Комната Чонгука, конечно, впечатляет. Вернее, даже не сама комната, а кучи вещей, которые громоздятся по всей ее площади огромными кучами так, что саму комнату, в принципе, даже и не разглядеть. Даже самого хозяина вычленить из всего этого великолепия было бы нереально, если бы он иногда не подавал голос.
— Так… — юнгино хриплое шелестение позади Намджуна констатирует полный пиздец, сотворенный крохобористыми привычками мелкого. — Ты нафига сюда всего этого натащил?
— Ой, ну, а чего все вдруг возбудились-то так, а? — разворачивается от компьютера мелкий, — То вообще ко мне в комнату не заходили…
— Вот именно! Слишком долго не заходили!
— А чего это вы тут делаете? — просовывает заинтересованную мордаху в дверную щель Чимин. — О! Мой провод от старого ноутбука! Блин, я из-за него новый ноут купил…
— Вот барыга! Чтоб я так жил! — вздыхает Джин.
— Ты купил в интернете новую бритву, потому что тебе лень было лезть за старой под стиралку, ты не имеешь права называть меня барыгой!
— Знаешь, в русской классической литературе есть такой персонаж… Как же его… Недавно только читал… Пылюшыкин, вот! — произносит, привычно вставляя «ы» в стечения согласных, Намджун.
— Пылюшыкин? — приоткрывает рот макнэ. — звучит так, как будто важный и авторитетный был человек.
— Ну… — мнется Намджун в попытках не обидеть ребенка, — примерно так и было, только… комната у него была… как раз наподобие твоей…
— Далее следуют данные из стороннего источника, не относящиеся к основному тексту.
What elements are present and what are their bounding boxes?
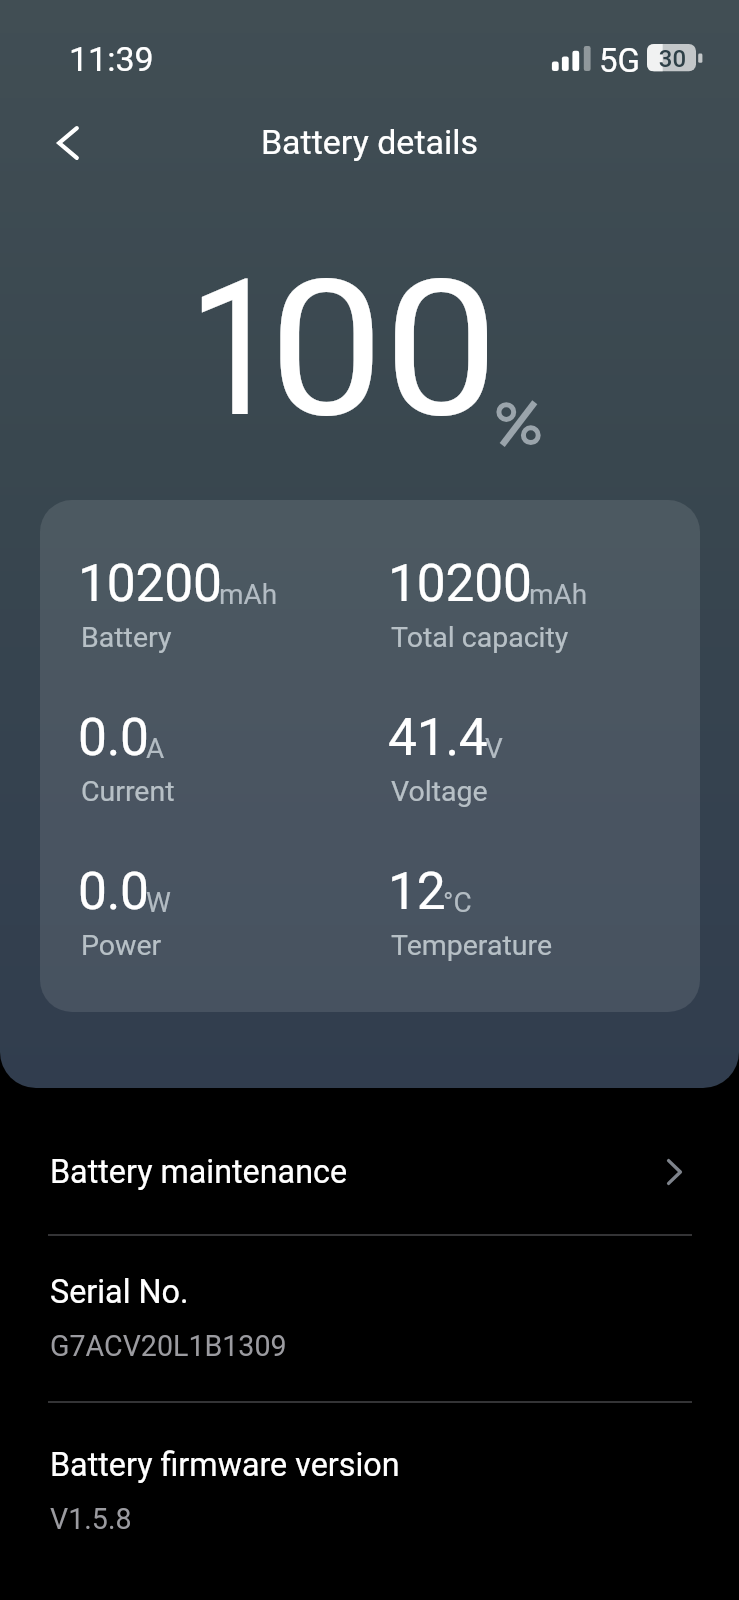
staticText: Current (81, 775, 175, 808)
staticText: 41.4 (388, 707, 488, 767)
staticText: A (146, 732, 165, 765)
staticText: 10200 (78, 553, 222, 613)
button[interactable]: Battery firmware version (0, 1444, 739, 1574)
staticText: 10200 (388, 553, 532, 613)
button[interactable]: Serial No. (0, 1271, 739, 1401)
staticText: V1.5.8 (50, 1502, 132, 1536)
staticText: Power (81, 929, 162, 962)
staticText: 12 (388, 861, 446, 921)
staticText: Battery (81, 621, 172, 654)
other: Battery maintenance (667, 1159, 682, 1185)
staticText: 1 (188, 238, 282, 461)
staticText: 0.0 (78, 707, 149, 767)
staticText: Battery firmware version (50, 1446, 400, 1484)
staticText: Battery maintenance (50, 1153, 348, 1191)
button[interactable]: Back (38, 113, 98, 173)
staticText: Serial No. (50, 1273, 189, 1311)
staticText: Voltage (391, 775, 488, 808)
staticText: Total capacity (391, 621, 569, 654)
staticText: mAh (529, 578, 588, 611)
button[interactable]: Battery maintenance (0, 1135, 739, 1234)
staticText: W (146, 886, 171, 919)
staticText: G7ACV20L1B1309 (50, 1329, 287, 1363)
staticText: Battery details (0, 122, 739, 162)
staticText: Temperature (391, 929, 552, 962)
staticText: V (485, 732, 503, 765)
staticText: 0.0 (78, 861, 149, 921)
staticText: °C (443, 886, 472, 919)
staticText: 11:39 (69, 39, 154, 79)
staticText: 00 (269, 238, 499, 461)
staticText: 30 (648, 45, 697, 73)
staticText: mAh (219, 578, 278, 611)
staticText: 5G (599, 41, 641, 80)
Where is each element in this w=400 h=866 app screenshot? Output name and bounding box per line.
Юнги по-хозяйски упирает руки в боки и аккуратно переступает через наваленные неаккуратной горкой скейты разных цветов. Предсказуемо наступает на один из них и предсказуемо валится носом в стопку невнятной полиграфии.
— Господи, а буклеты все эти тебе зачем? — высовывается из вороха рекламок его ошарашенный нос. — «Стоматология», «доставка пиццы»… «женский интимный массаж», блять?
— Да ладно? — хихикает Чимин.
— «Стрижка и купание домашних змей»? — перебирает буклеты Шуга, присев тут же, на месте падения. — «Составление икебаны из автомобильных покрышек»? «Заговаривание ячменя с выездом на дом»? «Изгнание духа самокопания из человека с гарантией результата»? Какой только херней люди деньги не зарабатывают… Ну вот нахуя ты все это хранишь?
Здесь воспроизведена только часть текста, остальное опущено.